Acknowledgements

I should like to begin by thanking Choc Lit and my lovely editor. I feel privileged to be published by such a great team of people, and to be part of a group of authors who are so unstinting in their support for each other and in their friendship.

Before I began The Lost Girl, I was already familiar with the history of the American West, and of Wyoming in particular, having visited Wyoming and also having read a wide range of books prior to writing my first two historical novels set in Wyoming, A Bargain Struck and A Western Heart. However, The Lost Girl was the first novel I’d set in the south west of Wyoming, and it called for research into the tensions that developed between the white miners and the Chinese in that area during the 1870s and early 1880s.

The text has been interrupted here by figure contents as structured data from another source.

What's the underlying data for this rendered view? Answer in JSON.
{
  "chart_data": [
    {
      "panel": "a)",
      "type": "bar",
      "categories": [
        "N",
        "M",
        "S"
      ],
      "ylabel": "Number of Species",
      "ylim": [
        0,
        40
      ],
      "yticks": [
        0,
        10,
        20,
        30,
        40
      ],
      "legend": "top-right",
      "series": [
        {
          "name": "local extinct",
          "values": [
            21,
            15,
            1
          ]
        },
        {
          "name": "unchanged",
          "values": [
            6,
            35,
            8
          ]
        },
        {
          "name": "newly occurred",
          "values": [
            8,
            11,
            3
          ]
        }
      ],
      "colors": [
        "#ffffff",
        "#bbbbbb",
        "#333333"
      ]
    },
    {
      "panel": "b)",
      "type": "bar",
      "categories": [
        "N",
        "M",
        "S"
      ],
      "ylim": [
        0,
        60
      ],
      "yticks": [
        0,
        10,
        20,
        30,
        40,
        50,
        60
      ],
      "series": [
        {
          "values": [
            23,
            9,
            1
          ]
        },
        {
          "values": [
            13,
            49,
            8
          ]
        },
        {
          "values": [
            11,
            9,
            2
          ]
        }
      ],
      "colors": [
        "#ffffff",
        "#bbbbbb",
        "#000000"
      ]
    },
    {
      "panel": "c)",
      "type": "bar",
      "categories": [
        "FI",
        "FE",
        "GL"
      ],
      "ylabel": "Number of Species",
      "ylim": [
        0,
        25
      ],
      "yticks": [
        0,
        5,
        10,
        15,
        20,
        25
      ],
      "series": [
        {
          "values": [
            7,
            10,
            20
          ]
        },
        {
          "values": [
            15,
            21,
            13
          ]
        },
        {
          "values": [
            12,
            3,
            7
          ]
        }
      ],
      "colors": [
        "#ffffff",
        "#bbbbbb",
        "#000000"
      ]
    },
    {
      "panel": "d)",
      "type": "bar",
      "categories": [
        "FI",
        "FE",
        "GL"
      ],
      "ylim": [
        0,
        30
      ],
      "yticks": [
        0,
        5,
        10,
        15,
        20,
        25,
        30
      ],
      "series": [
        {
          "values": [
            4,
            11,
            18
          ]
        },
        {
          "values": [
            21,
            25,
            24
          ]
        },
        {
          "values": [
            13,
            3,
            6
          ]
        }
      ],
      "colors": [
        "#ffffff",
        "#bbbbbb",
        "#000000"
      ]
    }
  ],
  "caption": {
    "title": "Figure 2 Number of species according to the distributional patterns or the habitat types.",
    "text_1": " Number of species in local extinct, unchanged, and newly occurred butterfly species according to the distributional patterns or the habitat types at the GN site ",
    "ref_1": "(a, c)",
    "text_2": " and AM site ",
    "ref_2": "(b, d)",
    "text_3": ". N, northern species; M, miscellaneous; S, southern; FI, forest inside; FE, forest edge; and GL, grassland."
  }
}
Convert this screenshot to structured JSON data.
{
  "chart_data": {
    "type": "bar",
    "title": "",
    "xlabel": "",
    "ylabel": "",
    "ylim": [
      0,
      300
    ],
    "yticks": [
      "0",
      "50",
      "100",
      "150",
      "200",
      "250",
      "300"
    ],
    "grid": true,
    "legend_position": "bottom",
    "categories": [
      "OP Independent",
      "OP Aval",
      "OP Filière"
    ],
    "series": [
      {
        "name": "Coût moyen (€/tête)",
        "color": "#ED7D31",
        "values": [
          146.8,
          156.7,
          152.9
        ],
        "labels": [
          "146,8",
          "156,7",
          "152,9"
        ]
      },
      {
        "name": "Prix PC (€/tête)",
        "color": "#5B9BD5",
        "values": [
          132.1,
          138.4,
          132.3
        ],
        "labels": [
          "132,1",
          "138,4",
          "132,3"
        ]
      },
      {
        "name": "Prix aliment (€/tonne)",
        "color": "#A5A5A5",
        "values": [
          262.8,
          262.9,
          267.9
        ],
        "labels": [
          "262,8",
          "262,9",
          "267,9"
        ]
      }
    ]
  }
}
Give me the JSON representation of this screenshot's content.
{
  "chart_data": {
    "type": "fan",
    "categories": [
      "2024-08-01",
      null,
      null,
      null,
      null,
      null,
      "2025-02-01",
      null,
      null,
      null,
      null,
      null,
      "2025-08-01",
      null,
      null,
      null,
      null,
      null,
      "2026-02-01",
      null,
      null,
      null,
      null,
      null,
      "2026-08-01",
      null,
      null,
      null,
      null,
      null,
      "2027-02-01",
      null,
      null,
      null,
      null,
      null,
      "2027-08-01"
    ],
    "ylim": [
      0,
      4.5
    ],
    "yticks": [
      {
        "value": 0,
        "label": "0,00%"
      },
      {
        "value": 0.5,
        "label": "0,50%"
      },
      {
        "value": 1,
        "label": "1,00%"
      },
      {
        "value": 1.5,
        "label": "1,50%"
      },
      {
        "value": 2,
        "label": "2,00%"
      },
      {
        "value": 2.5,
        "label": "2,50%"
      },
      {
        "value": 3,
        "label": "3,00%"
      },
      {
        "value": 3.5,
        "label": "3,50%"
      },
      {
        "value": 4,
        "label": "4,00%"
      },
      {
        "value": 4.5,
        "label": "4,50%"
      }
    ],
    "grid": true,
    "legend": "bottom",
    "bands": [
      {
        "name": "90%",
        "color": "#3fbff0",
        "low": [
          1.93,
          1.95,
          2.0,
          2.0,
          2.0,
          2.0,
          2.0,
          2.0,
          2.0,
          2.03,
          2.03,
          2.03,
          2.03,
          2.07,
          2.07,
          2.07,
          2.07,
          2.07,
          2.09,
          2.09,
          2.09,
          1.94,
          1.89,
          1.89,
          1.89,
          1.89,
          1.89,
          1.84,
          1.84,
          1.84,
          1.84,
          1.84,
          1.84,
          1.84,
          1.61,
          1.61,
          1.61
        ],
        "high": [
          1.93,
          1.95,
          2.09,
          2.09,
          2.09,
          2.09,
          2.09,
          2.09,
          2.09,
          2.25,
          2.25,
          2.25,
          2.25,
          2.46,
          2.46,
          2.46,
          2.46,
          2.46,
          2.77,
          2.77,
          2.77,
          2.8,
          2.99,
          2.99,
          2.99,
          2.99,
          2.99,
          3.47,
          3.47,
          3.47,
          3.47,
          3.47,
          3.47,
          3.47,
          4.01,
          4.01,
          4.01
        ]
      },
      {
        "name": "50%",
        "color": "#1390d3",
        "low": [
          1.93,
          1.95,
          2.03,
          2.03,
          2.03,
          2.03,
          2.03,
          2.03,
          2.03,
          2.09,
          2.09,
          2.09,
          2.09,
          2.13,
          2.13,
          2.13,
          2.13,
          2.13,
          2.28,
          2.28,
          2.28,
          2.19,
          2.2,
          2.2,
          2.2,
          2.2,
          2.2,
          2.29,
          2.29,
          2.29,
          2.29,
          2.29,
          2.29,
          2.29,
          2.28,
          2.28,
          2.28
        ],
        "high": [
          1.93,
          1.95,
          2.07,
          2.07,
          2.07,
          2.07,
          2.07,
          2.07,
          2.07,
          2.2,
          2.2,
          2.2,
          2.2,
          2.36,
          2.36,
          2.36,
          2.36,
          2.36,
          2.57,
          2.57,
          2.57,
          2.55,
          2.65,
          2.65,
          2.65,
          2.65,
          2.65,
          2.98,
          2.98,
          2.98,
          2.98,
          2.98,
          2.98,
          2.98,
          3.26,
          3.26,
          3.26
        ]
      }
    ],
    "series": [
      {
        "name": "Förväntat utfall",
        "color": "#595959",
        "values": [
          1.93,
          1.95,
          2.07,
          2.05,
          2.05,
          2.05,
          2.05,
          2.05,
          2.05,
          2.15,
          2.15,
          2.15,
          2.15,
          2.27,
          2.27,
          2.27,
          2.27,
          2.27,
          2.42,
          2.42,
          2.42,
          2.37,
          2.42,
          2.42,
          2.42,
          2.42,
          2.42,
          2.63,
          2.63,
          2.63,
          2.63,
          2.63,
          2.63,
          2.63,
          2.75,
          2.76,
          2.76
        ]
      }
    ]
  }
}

I’m extremely grateful for the tremendous help given me by Janice Brown, The Rock Springs Historical Museum, Wyoming. Amongst the literature given to me by Janice was the invaluable ‘The Chinese Story and Rock Springs, Wyoming’, written by Henry F. Chadey, Director of Sweetwater County Historical Museum.

There are many articles on the tensions prevalent during this period and it’s difficult to single out any one article from the many sources I found, but I should like to say how greatly indebted I was to ‘Marriage and the Family Among Chinese Immigrants to America, 1850–1960’ (Phylon: The Atlanta University Review of Race and Culture, Vol. 29, no. 4, 1968, p. 322).

Once again, I have to thank my Friend in the North, Stella, who reads every word I write, and who never fails to tell me the truth. Such honesty is the sign of a true friend, and I very much appreciate Stella’s friendship and support.

Thank you, too, to the members of the Choc Lit Tasting Panel – Isabelle, Helen D., Sarah C., Jenny K., Lee, Tina and Bruce – who took the story of Charity and Joe to their hearts and recommended its publication.

A writer’s life may be a solitary one, but it is never a lonely one if the writer belongs to the Romantic Novelists’ Association. A source of help, support and, above all, friendship, the RNA continues to play a large part in my life. In addition, I derive a great deal of pleasure from my membership of the Oxford Writers’ Group and of the Historical Novel Society.

Finally, my two sons have fled the nest and are unaffected by the many hours a day that I hide myself away in my study, writing. My husband, however, is not so lucky, and I’m extremely grateful to Richard for keeping our real world running so smoothly while I create a fictional world.